The Pennsylvania Legislative Reapportionment Commission released new district maps for the Pennsylvania House and Senate today.

As we predicted, the maps look very different from the current ones because they aim to adjust for dramatic population changes over the last ten years and to remedy two decades of Republican gerrymandering.

Because they do so, both maps are fairer and more representative of the people of Pennsylvania than the old ones.

At this moment, we do not have detailed information about the Senate redistricting plan so we cannot comment on it in depth.

We do have data on the House redistricting plan, however. The three standard metrics of redistricting we used in our earlier piece show that the plan has a slight Republican tilt compared to the heavy Republican tilt of the maps in 2012 and 2002. Between the current map and the new one, the Republican advantage according to the efficiency gap metric is reduced from 7.0% to 2.3%. The Republican advantage according to the partisan bias metric is reduced from 7.5% to 2.5%. The Republican advantage according to the mean-median metric is reduced from 6.2% to 1.0%.

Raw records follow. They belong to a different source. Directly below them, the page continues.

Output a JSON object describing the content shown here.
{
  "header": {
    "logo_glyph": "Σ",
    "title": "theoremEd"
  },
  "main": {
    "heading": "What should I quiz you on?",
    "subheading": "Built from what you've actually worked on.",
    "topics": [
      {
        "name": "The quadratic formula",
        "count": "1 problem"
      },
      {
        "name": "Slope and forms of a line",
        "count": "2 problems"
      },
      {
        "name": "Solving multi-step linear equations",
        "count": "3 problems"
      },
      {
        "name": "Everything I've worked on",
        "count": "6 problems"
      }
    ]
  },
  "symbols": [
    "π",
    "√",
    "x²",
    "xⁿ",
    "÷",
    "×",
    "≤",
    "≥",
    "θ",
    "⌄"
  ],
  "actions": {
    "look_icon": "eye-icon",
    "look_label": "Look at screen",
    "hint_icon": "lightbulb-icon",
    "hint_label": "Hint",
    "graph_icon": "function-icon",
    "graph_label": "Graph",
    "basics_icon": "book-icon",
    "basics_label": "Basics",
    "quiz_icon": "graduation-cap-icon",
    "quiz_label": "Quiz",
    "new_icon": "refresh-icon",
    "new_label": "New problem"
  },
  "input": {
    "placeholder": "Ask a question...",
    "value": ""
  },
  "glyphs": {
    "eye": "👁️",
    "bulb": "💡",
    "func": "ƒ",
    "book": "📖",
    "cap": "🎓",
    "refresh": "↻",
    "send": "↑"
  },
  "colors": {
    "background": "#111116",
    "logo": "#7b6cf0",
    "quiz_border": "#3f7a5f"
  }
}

The remaining Republican tilt in the plan is, no doubt, a product of the tendency of Democratic voters to clump together in urban areas, along with the difficulty of truly undoing entrenched gerrymandering, acknowledged by commission chairman Mark Nordenberg. As we pointed out in our original report, this makes drawing a map without a Republican partisan advantage difficult in many places, including Pennsylvania.

But the Legislative Reapportionment Commission has done an excellent job, given these limitations.

Republicans are already complaining about these districts because they are very different from the current ones; not only is their advantage much reduced but a number of Republican incumbents have been placed in the same districts (as have a number of Democrats).

This is what we predicted in our report. The dramatic demographic change in the state’s population, combined with an effort to undo two decades of extreme gerrymandering, is bound to create districts that are dramatically different. From the perspective of good government, this is an impressive accomplishment.